XChange: Solution Providers Need Architecture Approach To Succeed, Future-Proof Security Investments
To bring true value to customers around security, solution providers need to take an architectural approach, security experts said Sunday at the XChange Solution Provider Security University event.
An architectural approach to security means building and designing something that brings together disparate systems in a uniform way, with a solid form and function, Michael Knight, president and CTO of Greenville, S.C.-based Encore Technology Group said at the event, which is being hosted by CRN parent company The Channel Company in National Harbor, Md., this week.
Solution providers should be the general contractors, architects and managers of the security architecture, bringing together the customer's needs and wants with supplier's technology, he said. In doing that, solution providers become more integral to the customers as they help them choose, implement and manage the best technology for their business when it comes to security, as well as setting them up with an architectural framework to handle new threats and security needs that may come down the road, Knight said.
[Related: Quantifying Risk: How To Have The Right Conversation About Security To Increase Sales]
"In order to be able to hold that up or have the foundation to plug things in, we have to recognize security doesn't have a finish line and you're going to have to constantly evolve as part of that," Knight said.
Allen Male, director of global strategic security partners at Cisco Systems, agreed, saying that as threats continue to accelerate and customers embrace technologies like the cloud, security often becomes more complex. Solution providers need to help customers face this "dizzying buying decision" with an architecture approach, which he said helps them "accommodate the full gamut of solutions deployment."
To build that architecture, Knight said solution providers need to understand who their customers are, including their vertical, compliance needs, demographics, security concerns, budget and existing technologies. From there, he said solution providers should add what their team's value is and what technology partnerships and ecosystem partners they have to provide.
Where companies often go wrong when it comes to building an architecture is by making it too complicated or it has the proper function but is too transparent, Knight said. Solution providers should help customers choose the technologies they really need and build an architecture with them, instead of just trying to add as many pieces as they can for the sake of it, he said.
Solution providers should make sure to pay attention to a few areas of security that customers frequently overlook, including usable SIEM or central logging, identity asset management, highly available authentication, policies, testing procedures, security training, and third-party reviews of events and policies, according to Knight.
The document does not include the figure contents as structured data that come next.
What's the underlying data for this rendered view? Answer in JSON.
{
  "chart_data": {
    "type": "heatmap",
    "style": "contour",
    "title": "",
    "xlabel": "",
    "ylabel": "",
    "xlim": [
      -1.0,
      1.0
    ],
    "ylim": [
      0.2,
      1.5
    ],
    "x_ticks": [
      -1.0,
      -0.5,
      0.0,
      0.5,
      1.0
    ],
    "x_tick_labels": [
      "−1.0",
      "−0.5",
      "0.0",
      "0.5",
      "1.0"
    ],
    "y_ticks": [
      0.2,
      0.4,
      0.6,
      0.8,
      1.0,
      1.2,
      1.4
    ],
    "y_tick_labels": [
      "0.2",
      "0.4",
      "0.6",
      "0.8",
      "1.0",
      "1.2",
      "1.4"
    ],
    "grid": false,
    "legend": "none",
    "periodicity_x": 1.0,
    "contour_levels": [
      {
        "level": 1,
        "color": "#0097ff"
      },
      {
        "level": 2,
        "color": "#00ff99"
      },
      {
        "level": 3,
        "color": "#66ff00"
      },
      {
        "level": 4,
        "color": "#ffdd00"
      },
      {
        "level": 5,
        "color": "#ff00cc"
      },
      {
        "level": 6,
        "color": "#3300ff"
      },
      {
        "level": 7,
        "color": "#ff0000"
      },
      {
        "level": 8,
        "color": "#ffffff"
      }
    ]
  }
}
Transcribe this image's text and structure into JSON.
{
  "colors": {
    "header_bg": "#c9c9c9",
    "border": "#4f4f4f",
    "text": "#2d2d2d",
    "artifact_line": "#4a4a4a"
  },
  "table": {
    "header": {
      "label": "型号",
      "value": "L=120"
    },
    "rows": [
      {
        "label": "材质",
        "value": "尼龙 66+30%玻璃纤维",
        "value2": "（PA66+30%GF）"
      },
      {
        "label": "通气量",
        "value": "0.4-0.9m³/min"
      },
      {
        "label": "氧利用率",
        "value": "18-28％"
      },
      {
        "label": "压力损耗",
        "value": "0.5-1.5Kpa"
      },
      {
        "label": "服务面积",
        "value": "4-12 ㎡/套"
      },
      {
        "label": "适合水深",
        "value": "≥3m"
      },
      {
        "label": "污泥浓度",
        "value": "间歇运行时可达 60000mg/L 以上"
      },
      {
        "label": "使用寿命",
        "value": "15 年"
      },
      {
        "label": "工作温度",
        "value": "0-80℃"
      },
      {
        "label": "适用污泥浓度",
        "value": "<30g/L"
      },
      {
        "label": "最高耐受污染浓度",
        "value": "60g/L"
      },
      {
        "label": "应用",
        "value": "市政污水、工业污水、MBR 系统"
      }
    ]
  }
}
Solution providers often miss taking an ecosystem view of security solution, monetizing solutions and recurring revenue opportunities around security assessments and other services, he said.
The ultimate goal, Knight said, is to help customers both meet the security requirements that are needed today, as well as prepare them for the security needs to come.
"Security doesn’t have a finish line," Knight said. "As you're building this out the first thing you have to understand is you have to get to multiple ballast points and, moving forward, you have to continue to adapt and change to that."